Trump and Dufour. (Photo credit: Cristobal Ulashkevich)
Last week’s meeting between Rolex CEO Jean-Frédéric Dufour and President Donald J. Trump at the US Open was a calculated gamble, a reputational risk for a brand that guards its image closely. In Coronet’s view, it stands as the biggest Rolex story since Watches and Wonders, with a Rolex CEO smiling alongside a polarizing president.
For Dufour, a concern looms larger than Rolex’s own watches. The brand owns Bucherer, including Tourneau in the U.S., a network of more than 30 luxury watch stores. Unlike Rolex, which always sells, these retailers also rely on other Swiss brands, and that’s where a 39% tariff would hit hardest.

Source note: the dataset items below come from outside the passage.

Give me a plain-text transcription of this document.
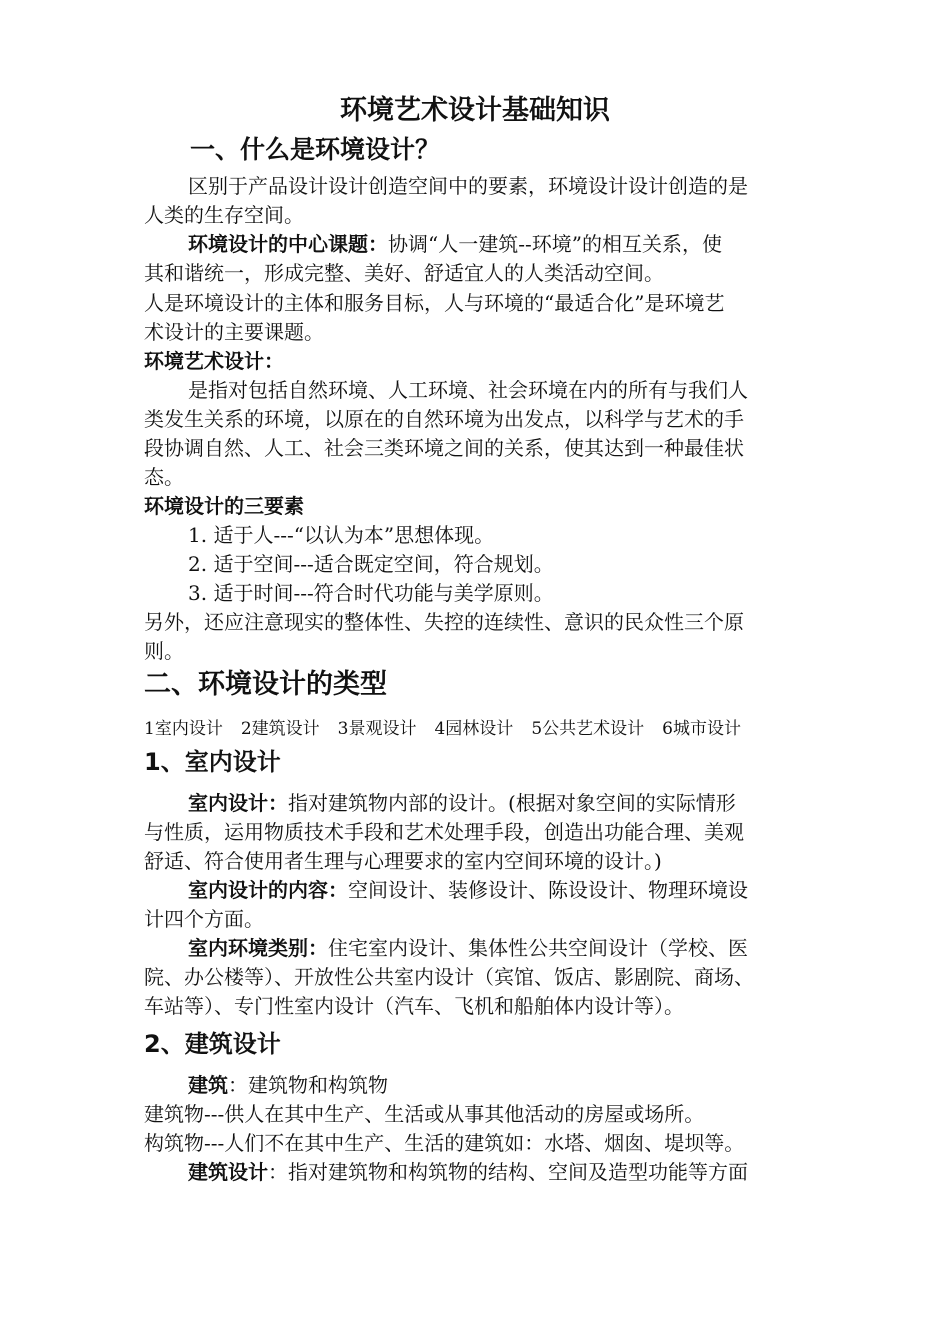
环境艺术设计基础知识
一、什么是环境设计？
区别于产品设计设计创造空间中的要素，环境设计设计创造的是
人类的生存空间。
环境设计的中心课题：协调“人一建筑--环境”的相互关系，使
其和谐统一，形成完整、美好、舒适宜人的人类活动空间。
人是环境设计的主体和服务目标，人与环境的“最适合化”是环境艺
术设计的主要课题。
环境艺术设计：
是指对包括自然环境、人工环境、社会环境在内的所有与我们人
类发生关系的环境，以原在的自然环境为出发点，以科学与艺术的手
段协调自然、人工、社会三类环境之间的关系，使其达到一种最佳状
态。
环境设计的三要素
1. 适于人---“以认为本”思想体现。
2. 适于空间---适合既定空间，符合规划。
3. 适于时间---符合时代功能与美学原则。
另外，还应注意现实的整体性、失控的连续性、意识的民众性三个原
则。
二、环境设计的类型
1室内设计 2建筑设计 3景观设计 4园林设计 5公共艺术设计 6城市设计
1、室内设计
室内设计：指对建筑物内部的设计。(根据对象空间的实际情形
与性质，运用物质技术手段和艺术处理手段，创造出功能合理、美观
舒适、符合使用者生理与心理要求的室内空间环境的设计。)
室内设计的内容：空间设计、装修设计、陈设设计、物理环境设
计四个方面。
室内环境类别：住宅室内设计、集体性公共空间设计（学校、医
院、办公楼等）、开放性公共室内设计（宾馆、饭店、影剧院、商场、
车站等）、专门性室内设计（汽车、飞机和船舶体内设计等）。
2、建筑设计
建筑：建筑物和构筑物
建筑物---供人在其中生产、生活或从事其他活动的房屋或场所。
构筑物---人们不在其中生产、生活的建筑如：水塔、烟囱、堤坝等。
建筑设计：指对建筑物和构筑物的结构、空间及造型功能等方面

Bucherer boutique in Las Vegas. (Photo credit: Bucherer)
Rolex is in a unique spot. Its own demand is strong enough to absorb the tariff and offset it worldwide. But its retail network acquired just two years ago depends on the wider Swiss industry. That’s why the Trump meeting mattered for Dufour, whose concern was how punitive tariffs could ripple through Bucherer’s U.S. retail arm.
For Rolex, the fight over tariffs was less about its own watches, which remain waitlisted across the globe, and more about protecting its growing retail business, which carries brands far harder to sell than a Daytona or Submariner.